PSM2 Endpoint Counts
----------------------------------
The number of PSM2 endpoints on a node is limited by the number of hfi1 contexts. Each PSM2 endpoint requires an hfi1 context. hfi1 will typically have as many contexts as there are physical CPU cores on the system. The number of hfi1 contexts can be increased up to a limit of 160 using the 'num_user_contexts' kernel module parameter.
PSM2 by default uses a feature called context-sharing that allows up to eight PSM2 endpoints to share one hfi1 context. Enabling PSM2 multi-endpoint disables PSM2 context-sharing.

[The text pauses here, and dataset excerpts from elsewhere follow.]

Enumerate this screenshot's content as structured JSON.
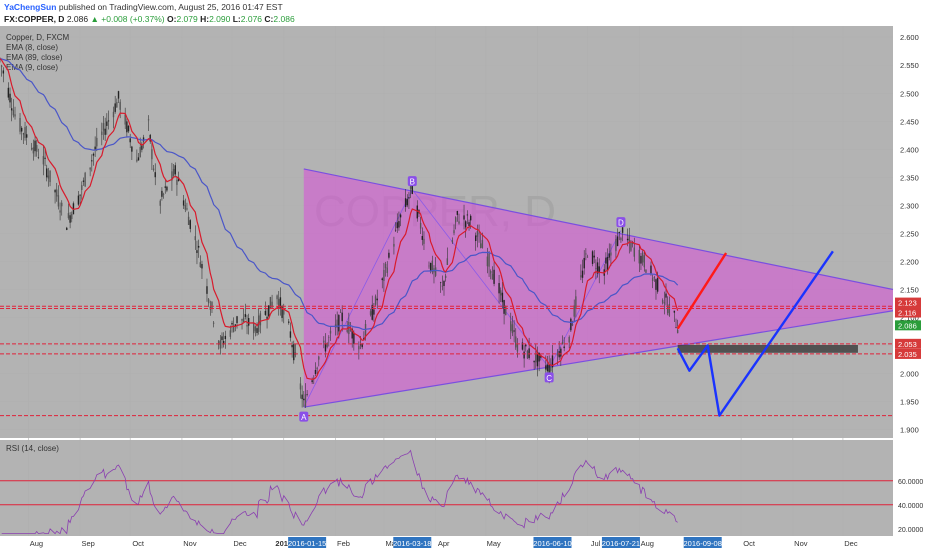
{
  "header": {
    "author": "YaChengSun",
    "published": "published on TradingView.com, August 25, 2016 01:47 EST",
    "symbol": "FX:COPPER, D",
    "last": "2.086",
    "change": "+0.008 (+0.37%)",
    "open": "2.079",
    "high": "2.090",
    "low": "2.076",
    "close": "2.086"
  },
  "chart_data": {
    "type": "line",
    "title": "Copper, D, FXCM",
    "watermark": "COPPER, D",
    "indicators": [
      "EMA (8, close)",
      "EMA (89, close)",
      "EMA (9, close)"
    ],
    "price_axis": {
      "ylim": [
        1.885,
        2.62
      ],
      "ticks": [
        "1.900",
        "1.950",
        "2.000",
        "2.050",
        "2.100",
        "2.150",
        "2.200",
        "2.250",
        "2.300",
        "2.350",
        "2.400",
        "2.450",
        "2.500",
        "2.550",
        "2.600"
      ]
    },
    "price_tags": [
      {
        "value": 2.123,
        "label": "2.123",
        "color": "#d63a3a"
      },
      {
        "value": 2.116,
        "label": "2.116",
        "color": "#d63a3a"
      },
      {
        "value": 2.086,
        "label": "2.086",
        "color": "#2a9d3a"
      },
      {
        "value": 2.053,
        "label": "2.053",
        "color": "#d63a3a"
      },
      {
        "value": 2.035,
        "label": "2.035",
        "color": "#d63a3a"
      }
    ],
    "horizontal_levels": [
      2.12,
      2.116,
      2.053,
      2.035,
      1.925
    ],
    "support_zone": [
      2.037,
      2.051
    ],
    "time_axis": {
      "months": [
        "Aug",
        "Sep",
        "Oct",
        "Nov",
        "Dec",
        "2016",
        "Feb",
        "Mar",
        "Apr",
        "May",
        "Jun",
        "Jul",
        "Aug",
        "Oct",
        "Nov",
        "Dec"
      ],
      "date_tags": [
        "2016-01-15",
        "2016-03-18",
        "2016-06-10",
        "2016-07-21",
        "2016-09-08"
      ]
    },
    "pattern_points": [
      {
        "name": "A",
        "date": "2016-01-13",
        "value": 1.94
      },
      {
        "name": "B",
        "date": "2016-03-18",
        "value": 2.328
      },
      {
        "name": "C",
        "date": "2016-06-08",
        "value": 2.01
      },
      {
        "name": "D",
        "date": "2016-07-21",
        "value": 2.255
      }
    ],
    "triangle": {
      "resistance": [
        [
          "2016-01-13",
          2.365
        ],
        [
          "2016-12-31",
          2.15
        ]
      ],
      "support": [
        [
          "2016-01-13",
          1.94
        ],
        [
          "2016-12-31",
          2.112
        ]
      ]
    },
    "projection_red": [
      [
        "2016-08-24",
        2.08
      ],
      [
        "2016-09-22",
        2.215
      ]
    ],
    "projection_blue": [
      [
        "2016-08-24",
        2.045
      ],
      [
        "2016-08-31",
        2.005
      ],
      [
        "2016-09-11",
        2.05
      ],
      [
        "2016-09-18",
        1.925
      ],
      [
        "2016-11-25",
        2.218
      ]
    ],
    "colors": {
      "triangle_fill": "#d84fd8",
      "ema_fast": "#d81b2c",
      "ema_slow": "#4a56c8",
      "level": "#e0233a",
      "projection_red": "#ff1a1a",
      "projection_blue": "#1a33ff",
      "grid": "#b0b0b0"
    },
    "rsi": {
      "title": "RSI (14, close)",
      "ylim": [
        14,
        94
      ],
      "levels": [
        40,
        60
      ],
      "ticks": [
        "20.0000",
        "40.0000",
        "60.0000"
      ]
    }
  }
}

For a NCCL job using PSM2-NCCL, being run through Open MPI with PSM2, and PSM2-NCCL is in shared-EP mode (the default), each host rank will require two PSM2 endpoints; consequently, PSM2_MULTI_EP=1 must be set in the job environments. Recall that PSM2-NCCL can only handle one GPU per host process, so M host processes are requires for M NCCL ranks (GPUs) on a node in a job. Assuming the hfi1 default of num_user_contexts=<num physical cores>, a system with 36 physical CPU cores could host 18 (PSM2-NCCL, OMPI) ranks => 18 NCCL ranks (GPUs).
HFI Selection
----------------------------------
NCCL may sometimes not select the correct HFI in multi-HFI environments. For example, NCCL may select an HFI across NUMA or socket boundaries from the GPU if there are no HFIs and GPUs within acceptable distances according to NCCL (NCCL_NET_GDR_LEVEL). In order to force NCCL to use the HFI defined by HFI_UNIT, set PSM2_NCCL_USE_NCCL_DEV=0 and set HFI_UNIT to select the HFI closest to the GPU. The HFI selected by NCCL can be determined with NCCL_DEBUG logging (see the "Plugin Logging" section of this README).
PSM2_NCCL_USE_NCCL_DEV=0 may need to be used with NCCL_NET_GDR_LEVEL=5 if the system topology does not have the HFI and GPU behind the same NUMA node or PCIe switch. NCCL_NET_GDR_LEVEL determines the maximum (GPU,HFI) distance for which NCCL will use DMA, i.e. pass a device pointer to PSM2-NCCL instead of using a bounce buffer.
Plugin Logging
--------------
PSM2-NCCL uses NCCL's logging system for debug output. All PSM2-NCCL output is logged under the NCCL 'NET' logging subsystem. To get PSM2-NCCL debug output, add '-x NCCL_DEBUG=INFO -x NCCL_DEBUG_SUBSYS=NET -x PSM2_NCCL_LOG_LEVEL=2' to your mpirun line.
See src/include/psm2_nccl_debug.h for PSM2-NCCL log levels.